Just some of the awards Milner has collected over her outstanding career include the Medal of Honour from the Quebec National Assembly in 2018, the Dan David Prize and the Kavli Prize in Neuroscience in 2014, the Pearl Meister Greengard Prize in 2011, the Norman A. Anderson Lifetime Achievement Award in 2010, the International Balzan Foundation Award, the Goldman-Rakic Prize for Outstanding Achievement in Cognitive Neuroscience in 2009 and the Prix Hommage du 50e anniversaire from the Ordre des psychologues de Quebec. She was inducted into the Canadian Science and Engineering Hall of Fame in 2012. Milner is also a Fellow of the Royal Society of London and the Royal Society of Canada, and a Companion of the Order of Canada.
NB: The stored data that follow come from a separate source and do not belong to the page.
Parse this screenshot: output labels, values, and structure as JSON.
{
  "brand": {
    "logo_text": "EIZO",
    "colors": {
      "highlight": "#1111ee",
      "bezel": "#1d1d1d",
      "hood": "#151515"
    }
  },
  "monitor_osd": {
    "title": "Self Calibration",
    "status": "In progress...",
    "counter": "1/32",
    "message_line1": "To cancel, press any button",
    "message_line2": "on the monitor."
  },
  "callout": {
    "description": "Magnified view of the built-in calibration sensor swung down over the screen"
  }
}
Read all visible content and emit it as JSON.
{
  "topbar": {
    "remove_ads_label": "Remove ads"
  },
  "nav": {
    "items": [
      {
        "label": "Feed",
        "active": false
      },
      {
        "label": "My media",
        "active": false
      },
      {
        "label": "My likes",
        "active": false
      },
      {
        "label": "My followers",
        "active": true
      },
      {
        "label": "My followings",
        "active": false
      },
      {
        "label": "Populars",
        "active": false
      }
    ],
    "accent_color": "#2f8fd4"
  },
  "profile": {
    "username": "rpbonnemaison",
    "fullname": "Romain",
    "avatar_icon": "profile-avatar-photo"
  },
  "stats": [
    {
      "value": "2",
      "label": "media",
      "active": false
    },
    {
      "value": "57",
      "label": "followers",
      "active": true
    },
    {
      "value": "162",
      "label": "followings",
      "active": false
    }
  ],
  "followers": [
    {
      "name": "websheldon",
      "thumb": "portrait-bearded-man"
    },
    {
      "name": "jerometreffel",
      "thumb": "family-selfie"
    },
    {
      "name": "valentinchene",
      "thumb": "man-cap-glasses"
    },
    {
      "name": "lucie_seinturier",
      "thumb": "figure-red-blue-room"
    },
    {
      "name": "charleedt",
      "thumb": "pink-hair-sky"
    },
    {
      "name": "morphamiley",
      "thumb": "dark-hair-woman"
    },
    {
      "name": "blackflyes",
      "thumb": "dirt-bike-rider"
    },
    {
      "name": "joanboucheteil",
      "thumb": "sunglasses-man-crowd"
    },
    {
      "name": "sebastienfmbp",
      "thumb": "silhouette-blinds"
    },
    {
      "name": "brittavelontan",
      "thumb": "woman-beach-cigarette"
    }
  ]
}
While age has naturally slowed Milner down a bit, she still keeps regular office hours at The Neuro. Last week she joined her fellow researchers to watch her beloved English football team take on Colombia at the World Cup. She plans to spend her birthday watching the World Cup final then going to a party in her honour.
“Rita Levi-Montalcini (the late Italian neurobiologist) is my role model and she lived to be 103,” says Milner. “I’m surprised to find myself at 100 years of age but I have every intention of continuing for many more birthdays.”